Related Work & Insights¶
- vs LP (Dong et al. 2024) / LWR (Huang et al. 2024): Also training-free, but only handle length via reward-level subtraction. CIRM is a neuron-level causal intervention handling 5 bias types without trade-offs.
- vs ODIN / InfoRM / Park et al. 2024a: These require retraining RMs (adding heads, info-bottlenecks, or data augmentation); CIRM is performed entirely at inference time.
- vs Vig et al. 2020 / Meng et al. 2022 / Kojima et al. 2024: Those used causal mediation for single-class attributes (gender, knowledge, language); this work extends it to RLHF reward modeling and handles multiple biases jointly.
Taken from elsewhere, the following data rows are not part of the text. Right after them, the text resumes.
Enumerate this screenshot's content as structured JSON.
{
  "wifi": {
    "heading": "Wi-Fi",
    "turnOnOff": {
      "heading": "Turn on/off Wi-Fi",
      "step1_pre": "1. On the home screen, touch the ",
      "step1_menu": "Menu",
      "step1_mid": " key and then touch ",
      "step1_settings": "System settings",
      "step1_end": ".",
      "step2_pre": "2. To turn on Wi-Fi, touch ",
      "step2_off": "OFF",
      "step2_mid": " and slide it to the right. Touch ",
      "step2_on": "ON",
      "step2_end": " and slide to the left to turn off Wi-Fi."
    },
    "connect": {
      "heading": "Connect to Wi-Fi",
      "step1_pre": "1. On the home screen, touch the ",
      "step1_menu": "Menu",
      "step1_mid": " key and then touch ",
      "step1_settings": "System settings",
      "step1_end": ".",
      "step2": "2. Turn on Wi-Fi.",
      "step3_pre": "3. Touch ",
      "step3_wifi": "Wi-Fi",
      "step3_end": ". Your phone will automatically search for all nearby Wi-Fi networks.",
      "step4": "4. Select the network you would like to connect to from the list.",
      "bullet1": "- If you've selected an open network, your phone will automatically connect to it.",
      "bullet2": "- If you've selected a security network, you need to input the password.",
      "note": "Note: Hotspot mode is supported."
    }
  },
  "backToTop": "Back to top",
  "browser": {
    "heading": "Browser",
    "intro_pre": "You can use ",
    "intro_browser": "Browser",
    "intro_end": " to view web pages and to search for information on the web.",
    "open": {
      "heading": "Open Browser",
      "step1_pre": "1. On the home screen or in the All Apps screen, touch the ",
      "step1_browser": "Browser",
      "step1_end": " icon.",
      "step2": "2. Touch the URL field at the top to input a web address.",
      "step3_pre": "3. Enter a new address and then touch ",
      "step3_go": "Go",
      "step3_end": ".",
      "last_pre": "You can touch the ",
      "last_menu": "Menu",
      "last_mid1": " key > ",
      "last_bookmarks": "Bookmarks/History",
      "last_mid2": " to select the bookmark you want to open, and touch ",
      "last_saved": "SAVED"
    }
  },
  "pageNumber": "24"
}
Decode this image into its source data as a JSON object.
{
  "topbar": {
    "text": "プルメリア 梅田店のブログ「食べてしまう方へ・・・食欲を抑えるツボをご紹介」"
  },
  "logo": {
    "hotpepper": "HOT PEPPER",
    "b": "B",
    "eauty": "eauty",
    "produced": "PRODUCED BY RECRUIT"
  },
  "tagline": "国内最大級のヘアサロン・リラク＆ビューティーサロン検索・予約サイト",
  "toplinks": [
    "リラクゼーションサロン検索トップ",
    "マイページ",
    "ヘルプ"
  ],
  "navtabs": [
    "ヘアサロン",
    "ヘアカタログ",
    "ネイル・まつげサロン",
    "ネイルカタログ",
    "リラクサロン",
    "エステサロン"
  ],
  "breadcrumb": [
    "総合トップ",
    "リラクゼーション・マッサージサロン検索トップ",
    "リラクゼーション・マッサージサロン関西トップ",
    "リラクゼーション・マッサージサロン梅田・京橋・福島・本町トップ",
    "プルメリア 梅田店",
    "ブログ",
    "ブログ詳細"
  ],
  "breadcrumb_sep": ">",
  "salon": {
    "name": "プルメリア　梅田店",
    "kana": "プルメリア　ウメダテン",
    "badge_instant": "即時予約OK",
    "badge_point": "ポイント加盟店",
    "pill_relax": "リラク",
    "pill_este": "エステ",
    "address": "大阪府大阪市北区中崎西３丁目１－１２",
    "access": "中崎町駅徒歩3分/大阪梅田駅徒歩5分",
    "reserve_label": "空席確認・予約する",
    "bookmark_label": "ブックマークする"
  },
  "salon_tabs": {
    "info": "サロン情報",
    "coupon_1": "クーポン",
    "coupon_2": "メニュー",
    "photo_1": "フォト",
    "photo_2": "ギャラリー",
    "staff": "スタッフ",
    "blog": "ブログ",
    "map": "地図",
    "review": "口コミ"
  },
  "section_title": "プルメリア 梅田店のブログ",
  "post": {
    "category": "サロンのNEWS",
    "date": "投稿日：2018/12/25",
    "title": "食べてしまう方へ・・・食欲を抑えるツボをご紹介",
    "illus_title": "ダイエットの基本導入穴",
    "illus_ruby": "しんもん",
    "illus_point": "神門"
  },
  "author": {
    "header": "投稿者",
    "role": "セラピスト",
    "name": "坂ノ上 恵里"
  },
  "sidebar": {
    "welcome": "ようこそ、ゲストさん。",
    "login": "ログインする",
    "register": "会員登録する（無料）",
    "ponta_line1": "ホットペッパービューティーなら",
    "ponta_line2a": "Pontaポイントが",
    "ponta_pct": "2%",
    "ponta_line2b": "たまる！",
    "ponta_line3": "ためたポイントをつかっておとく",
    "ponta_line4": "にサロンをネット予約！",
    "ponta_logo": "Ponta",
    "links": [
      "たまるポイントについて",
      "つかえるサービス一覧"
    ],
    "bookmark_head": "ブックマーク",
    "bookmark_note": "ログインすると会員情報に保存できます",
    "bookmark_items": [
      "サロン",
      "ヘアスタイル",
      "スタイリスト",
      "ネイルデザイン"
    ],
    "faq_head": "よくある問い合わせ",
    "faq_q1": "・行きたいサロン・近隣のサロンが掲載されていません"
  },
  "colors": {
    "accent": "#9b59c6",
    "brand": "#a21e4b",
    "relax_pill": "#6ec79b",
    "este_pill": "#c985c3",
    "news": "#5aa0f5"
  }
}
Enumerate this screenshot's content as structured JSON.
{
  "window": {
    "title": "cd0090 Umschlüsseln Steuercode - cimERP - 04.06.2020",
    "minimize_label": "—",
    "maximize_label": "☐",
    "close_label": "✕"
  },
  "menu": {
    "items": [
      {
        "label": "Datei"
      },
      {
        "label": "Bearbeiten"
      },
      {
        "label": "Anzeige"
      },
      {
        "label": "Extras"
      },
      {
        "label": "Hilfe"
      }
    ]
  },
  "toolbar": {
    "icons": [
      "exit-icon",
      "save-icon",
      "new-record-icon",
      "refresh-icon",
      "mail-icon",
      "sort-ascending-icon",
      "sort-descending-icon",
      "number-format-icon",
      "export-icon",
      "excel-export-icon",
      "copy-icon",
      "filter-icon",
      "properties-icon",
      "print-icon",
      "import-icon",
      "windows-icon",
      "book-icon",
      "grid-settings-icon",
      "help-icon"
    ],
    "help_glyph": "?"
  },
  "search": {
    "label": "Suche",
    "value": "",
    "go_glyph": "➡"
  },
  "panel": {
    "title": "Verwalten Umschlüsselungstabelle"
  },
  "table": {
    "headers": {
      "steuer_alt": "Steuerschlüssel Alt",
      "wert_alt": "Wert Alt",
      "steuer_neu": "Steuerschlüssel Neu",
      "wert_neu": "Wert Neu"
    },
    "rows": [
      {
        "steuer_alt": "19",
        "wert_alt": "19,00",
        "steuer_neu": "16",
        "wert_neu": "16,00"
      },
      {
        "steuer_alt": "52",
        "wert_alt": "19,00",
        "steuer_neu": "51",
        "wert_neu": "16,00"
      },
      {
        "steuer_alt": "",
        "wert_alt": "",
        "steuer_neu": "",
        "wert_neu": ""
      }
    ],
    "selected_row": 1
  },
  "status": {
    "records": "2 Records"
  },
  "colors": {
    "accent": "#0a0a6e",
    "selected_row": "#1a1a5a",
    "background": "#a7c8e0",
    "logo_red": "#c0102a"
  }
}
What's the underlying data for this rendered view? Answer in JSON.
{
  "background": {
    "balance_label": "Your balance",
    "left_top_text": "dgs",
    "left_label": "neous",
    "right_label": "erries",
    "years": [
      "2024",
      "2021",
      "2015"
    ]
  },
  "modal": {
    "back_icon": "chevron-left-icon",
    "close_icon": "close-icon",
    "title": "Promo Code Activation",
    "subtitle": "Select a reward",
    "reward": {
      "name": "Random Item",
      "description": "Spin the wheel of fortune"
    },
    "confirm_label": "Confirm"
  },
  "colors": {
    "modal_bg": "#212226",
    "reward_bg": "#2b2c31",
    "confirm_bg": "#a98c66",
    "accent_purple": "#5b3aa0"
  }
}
- vs RM Ensemble (Eisenstein 2024) / WARM (Rame 2024): These use averaging for robustness, requiring multiple RMs; CIRM works with a single RM and is easier to deploy.
Rating¶
- Novelty: ⭐⭐⭐⭐⭐ Interpreting BT as TE and using CDE to intervene in RM neurons is highly novel and lightweight in implementation.
- Experimental Thoroughness: ⭐⭐⭐⭐ Multidimensional verification across RM benchmarks, downstream DPO, residual bias, and TruthfulQA; however, more RM architectures could be included.
- Writing Quality: ⭐⭐⭐⭐ Causal graphs and formulas are clear; case studies are intuitive.
- Value: ⭐⭐⭐⭐⭐ Enabling 7B RMs to reach 70B SOTA alignment quality directly benefits industrial RLHF pipelines.